These are Advent days. That means that they stand out, that they are – in their own way – strange days.

Today I unpacked most of the boxes packed in June in Cambridge that have been sitting in the heat and then the cold in Hudson until now. Books on shelves again. Art and photography unwrapped and leaning on new walls; walls made new by what hangs upon them, as these walls have been standing since something like 1834. This is likely one of the few Episcopal rectories in which there hangs a stylized portrait of Pope John XXIII, created in 1965, two years following his death. Late that same year I was walking home from grade school by Town Hall and the Library in Swampscott. It was trash day, and peeking out at me from one of the barrels along the street was the dead, and highly celebrated, pope. Some instinct in my young heart took umbrage at this sight. I pulled him out, and carried him home, and wherever I’ve been since, he’s been there with me. And now he is here this Advent night.
Tonight I climbed onto the R train and rode to 49th Street in Manhattan, intent on witnessing the lighting of the Christmas tree at Rockefeller Center. It was set to begin at 7:00pm. I left here at 4:30, sure that I was early. I was surely not. I got close, but the crowds were so huge that the one place left to enter would have assured us, as the NY police officer assured the crowd, “a view of two buildings and none of the tree.”
I retreated to the general area, sucked in the light and the energy of Times Square, of Broadway, of couples and families rushing into the theaters, of Christmas decorations blinking and shining everywhere. A visit to Chipotle and a follow-up at Starbucks assured that the night was a relative success.
On the train, going and coming as often happens, individuals entered and spoke into the human silence amid the machinery’s clang, the shriek of metal on metal and the groanings of the brakes. First, a man from the Bronx stood at the far end from where I sat, and between two stops he spoke loudly about the power of prayer and wished all a very happy Christmas. The young men neared me laughed at him, and then gave him a few coins. Later a tiny woman with a tiny voice boarded, again at the far end of the car. From where I sat, I heard her voice, but none of its syllables. It was like the sound of a bird outside a window on a clear crisp morning at breakfast time. It is there, and there is beauty if you are there to recognize it – or perhaps it is only simple nonsense. Perhaps it depends on what you’re listening for, or whether you’re listening at all!
Forty minutes later I was in the midst of the mass of humanity striving to get within view of the soon-to-be-lit tree with its thousands of environmentally-friendly lights and its five miles (as advertised) of wiring.
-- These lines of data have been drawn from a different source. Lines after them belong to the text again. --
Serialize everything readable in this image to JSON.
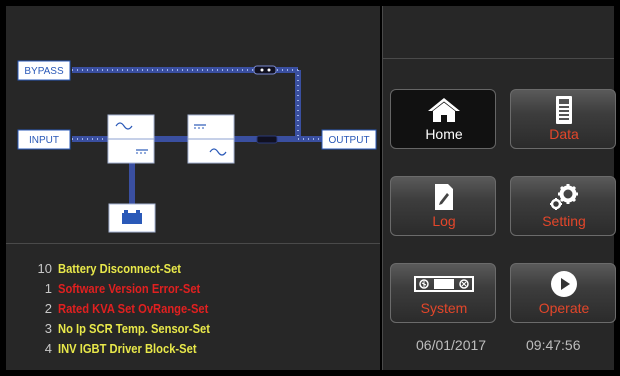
{
  "diagram": {
    "bypass_label": "BYPASS",
    "input_label": "INPUT",
    "output_label": "OUTPUT"
  },
  "alarms": [
    {
      "num": "10",
      "text": "Battery Disconnect-Set",
      "color": "#e8e84a"
    },
    {
      "num": "1",
      "text": "Software Version Error-Set",
      "color": "#e02020"
    },
    {
      "num": "2",
      "text": "Rated KVA Set OvRange-Set",
      "color": "#e02020"
    },
    {
      "num": "3",
      "text": "No Ip SCR Temp. Sensor-Set",
      "color": "#e8e84a"
    },
    {
      "num": "4",
      "text": "INV IGBT Driver Block-Set",
      "color": "#e8e84a"
    }
  ],
  "nav": {
    "home": {
      "label": "Home",
      "icon": "home-icon"
    },
    "data": {
      "label": "Data",
      "icon": "battery-meter-icon"
    },
    "log": {
      "label": "Log",
      "icon": "log-edit-icon"
    },
    "setting": {
      "label": "Setting",
      "icon": "gears-icon"
    },
    "system": {
      "label": "System",
      "icon": "system-icon"
    },
    "operate": {
      "label": "Operate",
      "icon": "play-icon"
    }
  },
  "status": {
    "date": "06/01/2017",
    "time": "09:47:56"
  },
  "colors": {
    "accent": "#e3462a",
    "flow": "#3a4fa0",
    "warning": "#e8e84a",
    "error": "#e02020"
  }
}
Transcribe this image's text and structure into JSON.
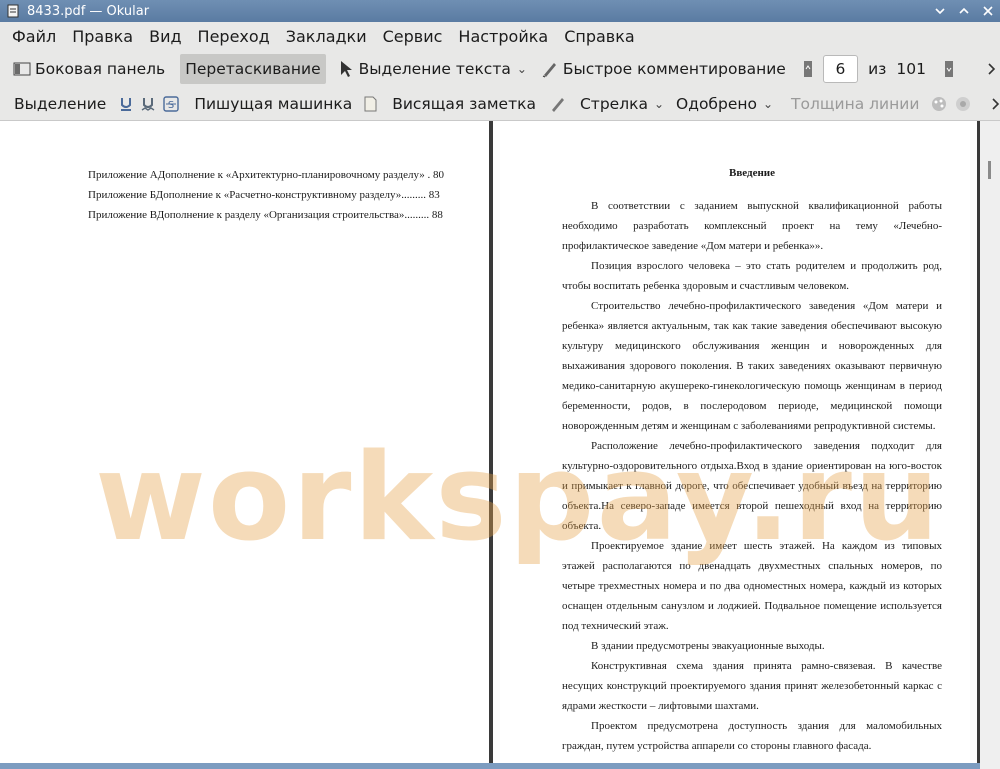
{
  "window": {
    "title": "8433.pdf  — Okular"
  },
  "menu": [
    "Файл",
    "Правка",
    "Вид",
    "Переход",
    "Закладки",
    "Сервис",
    "Настройка",
    "Справка"
  ],
  "toolbar": {
    "sidebar": "Боковая панель",
    "drag": "Перетаскивание",
    "text_select": "Выделение текста",
    "quick_annot": "Быстрое комментирование",
    "page_value": "6",
    "page_of": "из",
    "page_total": "101"
  },
  "annot_toolbar": {
    "highlight": "Выделение",
    "typewriter": "Пишущая машинка",
    "popup_note": "Висящая заметка",
    "arrow": "Стрелка",
    "stamp": "Одобрено",
    "line_width": "Толщина линии"
  },
  "left_page": {
    "toc": [
      "Приложение АДополнение к «Архитектурно-планировочному разделу» . 80",
      "Приложение БДополнение к «Расчетно-конструктивному разделу»......... 83",
      "Приложение ВДополнение к разделу «Организация строительства»......... 88"
    ]
  },
  "right_page": {
    "heading": "Введение",
    "paragraphs": [
      "В соответствии с заданием выпускной квалификационной работы необходимо разработать комплексный проект на тему «Лечебно-профилактическое заведение «Дом матери и ребенка»».",
      "Позиция взрослого человека – это стать родителем и продолжить род, чтобы воспитать ребенка здоровым и счастливым человеком.",
      "Строительство лечебно-профилактического заведения «Дом матери и ребенка» является актуальным, так как такие заведения обеспечивают высокую культуру медицинского обслуживания женщин и новорожденных для выхаживания здорового поколения. В таких заведениях оказывают первичную медико-санитарную акушереко-гинекологическую помощь женщинам в период беременности, родов, в послеродовом периоде, медицинской помощи новорожденным детям и женщинам с заболеваниями репродуктивной системы.",
      "Расположение лечебно-профилактического заведения подходит для культурно-оздоровительного отдыха.Вход в здание ориентирован на юго-восток и примыкает к главной дороге, что обеспечивает удобный въезд на территорию объекта.На северо-западе имеется второй пешеходный вход на территорию объекта.",
      "Проектируемое здание имеет шесть этажей. На каждом из типовых этажей располагаются по двенадцать двухместных спальных номеров, по четыре трехместных номера и по два одноместных номера, каждый из которых оснащен отдельным санузлом и лоджией. Подвальное помещение используется под технический этаж.",
      "В здании предусмотрены эвакуационные выходы.",
      "Конструктивная схема здания принята рамно-связевая. В качестве несущих конструкций проектируемого здания принят железобетонный каркас с ядрами жесткости – лифтовыми шахтами.",
      "Проектом предусмотрена доступность здания для маломобильных граждан, путем устройства аппарели со стороны главного фасада."
    ]
  },
  "watermark": "workspay.ru"
}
Something about being alone in a crowd fosters strange thoughts, perhaps Advent-appropriate. I have often heard folks saying, in apparent jest, “I love humanity, it’s people I can’t stand.” Tonight as I compare those two individual voices that rose and fell on the train with the huge crowd between 5th and 7th Avenues at 49th, 50th and 51st, I sense in myself exactly the opposite – an unaccustomed thought for me: “It is individuals that I love; humanity drives me crazy.”
In large numbers – the 1,000,000 I sang with on the Esplanade in Boston on July 4 of the bicentennial year, the 4,000,000 I walked among in Paris at World Youth Day in 1998 – we are simply a herd. On those two occasions a happy and complacent herd (the best kind) but still a herd. Tonight I speak in preference of the single voice crying out in the wilderness – whether it be wacky John the Baptist in the Judean desert according to Scripture, or the wacky man and woman in the wilderness of the R train as it plowed through the netherworld from Brooklyn to Manhattan on the last night of November 2010. These voices are largely ignored as they first speak. But there is grandeur in the fact that they have the strength and the commitment to speak at all.
In the crowd tonight in the general vicinity of the Tree, it was easy to know what to do. Simply listen for the instructions of New York’s finest, out in force, and keep moving. That’s alright. It’s called public order, and I am all in favor of it.
But somehow, I hear something more properly and grandly human in the single voice speaking, as spoke the voice of John XXIII.
Maybe this lesson for the night then, if not for the season:
If you have something to say, say it – and let none of us in the herd tell you otherwise.